14. Juli 2014 - Nachdem der Bundesrat grünes Licht für das Lebensversicherungsreform-Gesetz, gegeben hat, beginnt für die Lebensversicherung in Deutschland eine neu Ära. Es wird ihr Geschäftsmodell grundlegende verändern, die Altersvorsorge und die Vertriebe ebenso.

Frank SchepersAm Freitag hat der Bundesrat das Gesetz zur Absicherung stabiler und fairer Leistungen für Lebensversicherte (Lebensversicherungs-Reformgesetz - LVRG) abschließend behandelt. Es beinhaltet eine ganze Reihen von Neuregelungen (siehe "Die letzten Zuckungen beim LV-Reformgesetz", die das Geschäftsmodell der Lebensversicherer verändern und weitreichende Auswirkungen auf die Vorsorge haben werden. Die Versicherer selbst sehen ihre Unternehmen durch die „Dividendensperre" gefährdet, die Vertriebe klagen über die Absenkung des Zillmersatzes und sehen ihre Zukunft bedroht, und die Kunden werden sich an noch geringere Überschüsse gewöhnen müssen.

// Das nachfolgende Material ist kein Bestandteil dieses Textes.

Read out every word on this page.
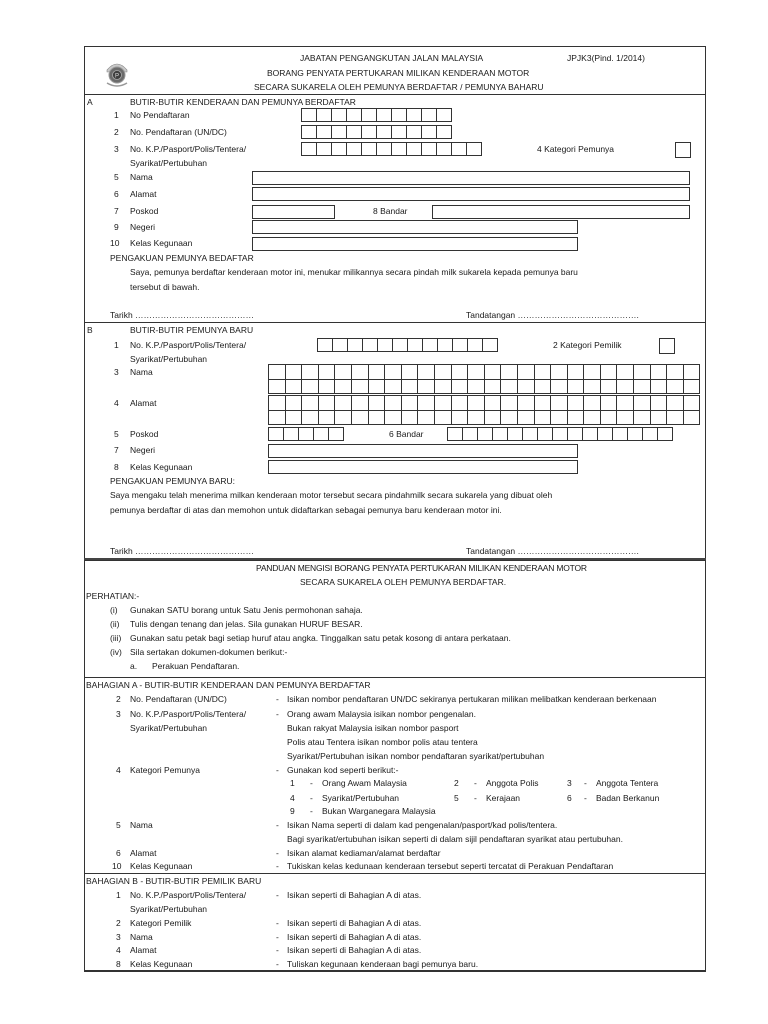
P
JABATAN PENGANGKUTAN JALAN MALAYSIA	JPJK3(Pind. 1/2014)
BORANG PENYATA PERTUKARAN MILIKAN KENDERAAN MOTOR
SECARA SUKARELA OLEH PEMUNYA BERDAFTAR / PEMUNYA BAHARU
A	BUTIR-BUTIR KENDERAAN DAN PEMUNYA BERDAFTAR
1 No Pendaftaran
2 No. Pendaftaran (UN/DC)
3 No. K.P./Pasport/Polis/Tentera/
Syarikat/Pertubuhan
4 Kategori Pemunya
5 Nama
6 Alamat
7 Poskod	8 Bandar
9 Negeri
10 Kelas Kegunaan
PENGAKUAN PEMUNYA BEDAFTAR
Saya, pemunya berdaftar kenderaan motor ini, menukar milikannya secara pindah milk sukarela kepada pemunya baru
tersebut di bawah.
Tarikh ……………………………………	Tandatangan …………………………………….
B	BUTIR-BUTIR PEMUNYA BARU
1 No. K.P./Pasport/Polis/Tentera/
Syarikat/Pertubuhan
2 Kategori Pemilik
3 Nama
4 Alamat
5 Poskod	6 Bandar
7 Negeri
8 Kelas Kegunaan
PENGAKUAN PEMUNYA BARU:
Saya mengaku telah menerima milkan kenderaan motor tersebut secara pindahmilk secara sukarela yang dibuat oleh
pemunya berdaftar di atas dan memohon untuk didaftarkan sebagai pemunya baru kenderaan motor ini.
Tarikh ……………………………………	Tandatangan …………………………………….
PANDUAN MENGISI BORANG PENYATA PERTUKARAN MILIKAN KENDERAAN MOTOR
SECARA SUKARELA OLEH PEMUNYA BERDAFTAR.
PERHATIAN:-
(i) Gunakan SATU borang untuk Satu Jenis permohonan sahaja.
(ii) Tulis dengan tenang dan jelas. Sila gunakan HURUF BESAR.
(iii) Gunakan satu petak bagi setiap huruf atau angka. Tinggalkan satu petak kosong di antara perkataan.
(iv) Sila sertakan dokumen-dokumen berikut:-
a. Perakuan Pendaftaran.
BAHAGIAN A - BUTIR-BUTIR KENDERAAN DAN PEMUNYA BERDAFTAR
2 No. Pendaftaran (UN/DC)	- Isikan nombor pendaftaran UN/DC sekiranya pertukaran milikan melibatkan kenderaan berkenaan
3 No. K.P./Pasport/Polis/Tentera/
Syarikat/Pertubuhan
- Orang awam Malaysia isikan nombor pengenalan.
Bukan rakyat Malaysia isikan nombor pasport
Polis atau Tentera isikan nombor polis atau tentera
Syarikat/Pertubuhan isikan nombor pendaftaran syarikat/pertubuhan
4 Kategori Pemunya	- Gunakan kod seperti berikut:-
1 - Orang Awam Malaysia	2 - Anggota Polis	3 - Anggota Tentera
4 - Syarikat/Pertubuhan	5 - Kerajaan	6 - Badan Berkanun
9 - Bukan Warganegara Malaysia
5 Nama	- Isikan Nama seperti di dalam kad pengenalan/pasport/kad polis/tentera.
Bagi syarikat/ertubuhan isikan seperti di dalam sijil pendaftaran syarikat atau pertubuhan.
6 Alamat	- Isikan alamat kediaman/alamat berdaftar
10 Kelas Kegunaan	- Tukiskan kelas kedunaan kenderaan tersebut seperti tercatat di Perakuan Pendaftaran
BAHAGIAN B - BUTIR-BUTIR PEMILIK BARU
1 No. K.P./Pasport/Polis/Tentera/
Syarikat/Pertubuhan
- Isikan seperti di Bahagian A di atas.
2 Kategori Pemilik	- Isikan seperti di Bahagian A di atas.
3 Nama	- Isikan seperti di Bahagian A di atas.
4 Alamat	- Isikan seperti di Bahagian A di atas.
8 Kelas Kegunaan	- Tuliskan kegunaan kenderaan bagi pemunya baru.
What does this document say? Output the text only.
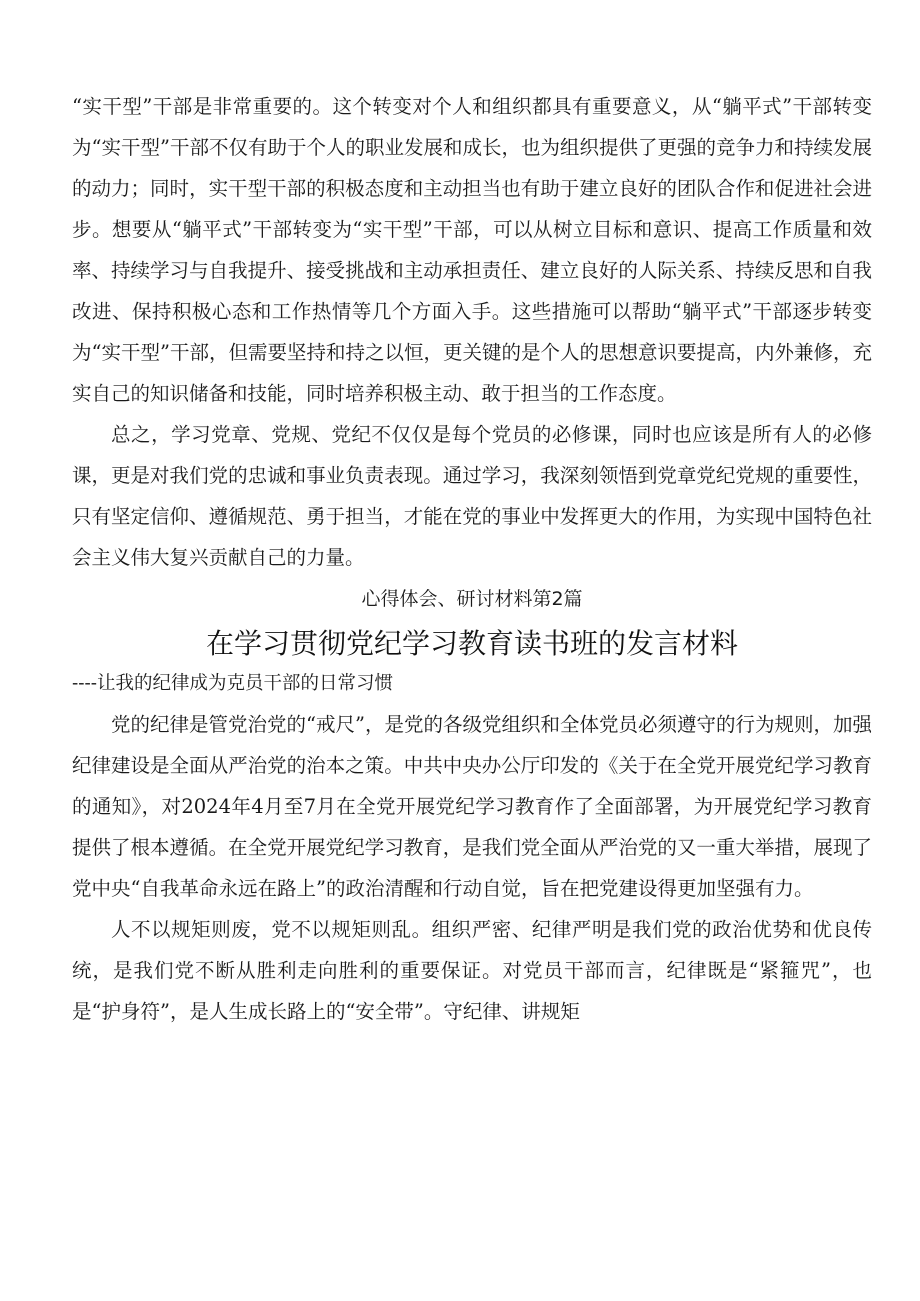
“实干型”干部是非常重要的。这个转变对个人和组织都具有重要意义，从“躺平式”干部转变为“实干型”干部不仅有助于个人的职业发展和成长，也为组织提供了更强的竞争力和持续发展的动力；同时，实干型干部的积极态度和主动担当也有助于建立良好的团队合作和促进社会进步。想要从“躺平式”干部转变为“实干型”干部，可以从树立目标和意识、提高工作质量和效率、持续学习与自我提升、接受挑战和主动承担责任、建立良好的人际关系、持续反思和自我改进、保持积极心态和工作热情等几个方面入手。这些措施可以帮助“躺平式”干部逐步转变为“实干型”干部，但需要坚持和持之以恒，更关键的是个人的思想意识要提高，内外兼修，充实自己的知识储备和技能，同时培养积极主动、敢于担当的工作态度。

总之，学习党章、党规、党纪不仅仅是每个党员的必修课，同时也应该是所有人的必修课，更是对我们党的忠诚和事业负责表现。通过学习，我深刻领悟到党章党纪党规的重要性，只有坚定信仰、遵循规范、勇于担当，才能在党的事业中发挥更大的作用，为实现中国特色社会主义伟大复兴贡献自己的力量。

心得体会、研讨材料第2篇
在学习贯彻党纪学习教育读书班的发言材料
----让我的纪律成为克员干部的日常习惯

党的纪律是管党治党的“戒尺”，是党的各级党组织和全体党员必须遵守的行为规则，加强纪律建设是全面从严治党的治本之策。中共中央办公厅印发的《关于在全党开展党纪学习教育的通知》，对2024年4月至7月在全党开展党纪学习教育作了全面部署，为开展党纪学习教育提供了根本遵循。在全党开展党纪学习教育，是我们党全面从严治党的又一重大举措，展现了党中央“自我革命永远在路上”的政治清醒和行动自觉，旨在把党建设得更加坚强有力。

人不以规矩则废，党不以规矩则乱。组织严密、纪律严明是我们党的政治优势和优良传统，是我们党不断从胜利走向胜利的重要保证。对党员干部而言，纪律既是“紧箍咒”，也是“护身符”，是人生成长路上的“安全带”。守纪律、讲规矩
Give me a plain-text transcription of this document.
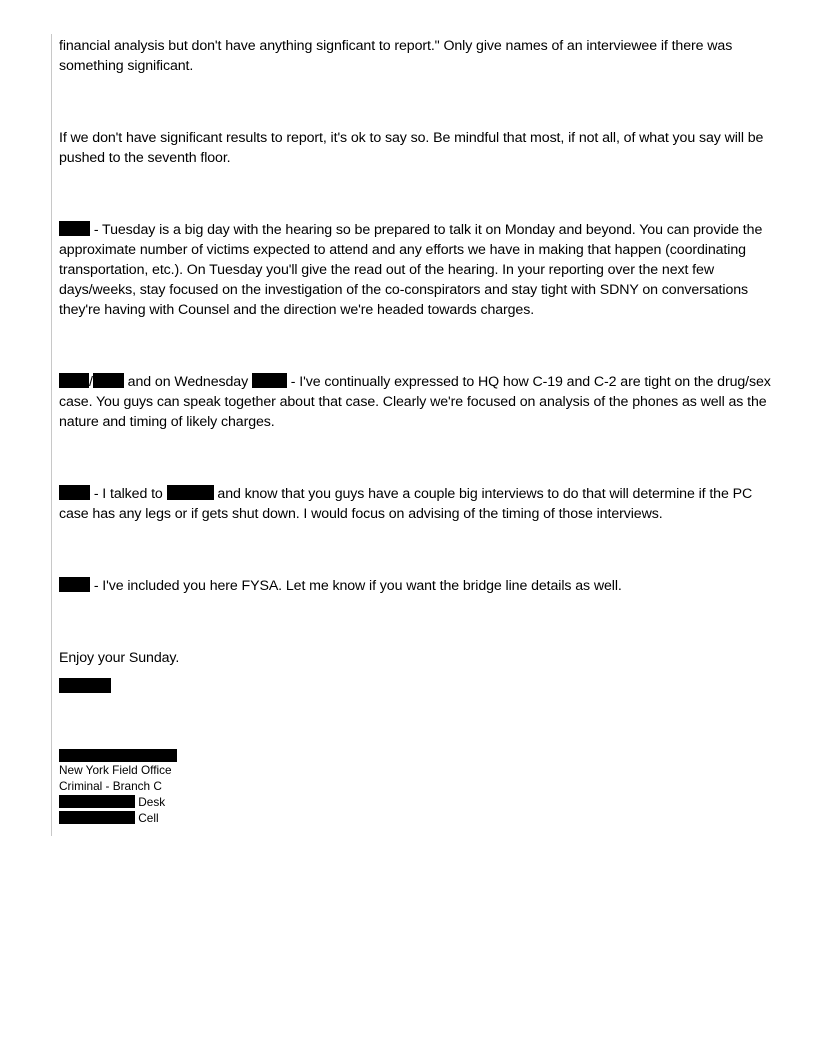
financial analysis but don't have anything signficant to report." Only give names of an interviewee if there was something significant.

If we don't have significant results to report, it's ok to say so. Be mindful that most, if not all, of what you say will be pushed to the seventh floor.

- Tuesday is a big day with the hearing so be prepared to talk it on Monday and beyond. You can provide the approximate number of victims expected to attend and any efforts we have in making that happen (coordinating transportation, etc.). On Tuesday you'll give the read out of the hearing. In your reporting over the next few days/weeks, stay focused on the investigation of the co-conspirators and stay tight with SDNY on conversations they're having with Counsel and the direction we're headed towards charges.

/ and on Wednesday  - I've continually expressed to HQ how C-19 and C-2 are tight on the drug/sex case. You guys can speak together about that case. Clearly we're focused on analysis of the phones as well as the nature and timing of likely charges.

- I talked to	and know that you guys have a couple big interviews to do that will determine if the PC case has any legs or if gets shut down. I would focus on advising of the timing of those interviews.

- I've included you here FYSA. Let me know if you want the bridge line details as well.

Enjoy your Sunday.

New York Field Office

Criminal - Branch C

Desk

Cell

Frank Schepers (Foto), Geschäftsführer beim Beratungsunternehmen Towers Watson hat die möglichen Konsequenzen der Reform untersucht:

Die Rendite sinkt, wird aber sicherer
Die Entscheidung, abgehende Versicherungsnehmer nur dann an den Bewertungsreserven zu beteiligen, wenn diese Mittel nicht zur Erfüllung der Garantien des Bestandes benötigt werden, stelle nach langer Zeit wieder die Interessen des Kollektivs über die Interessen des Einzelnen. Wenn in diesem Fall keine Dividenden an die Eigentümer gezahlt werden dürfen, erscheine das zwar auf den ersten Blick fair, erschwere aber gleichzeitig die externe Kapitalaufnahme, welche zur Deckung der neuen Kapitalanforderungen aus Solvency II für einige Gesellschaften notwendig werden könnte. Weil die Kapitalaufnahme erschwert werde, würden die Unternehmen gezwungen sein, noch vorsichtiger mit Kapitalanlage und Überschussdeklaration umzugehen. Im Resultat werden die Garantien sicherer, jedoch zu Lasten der Gesamtrendite.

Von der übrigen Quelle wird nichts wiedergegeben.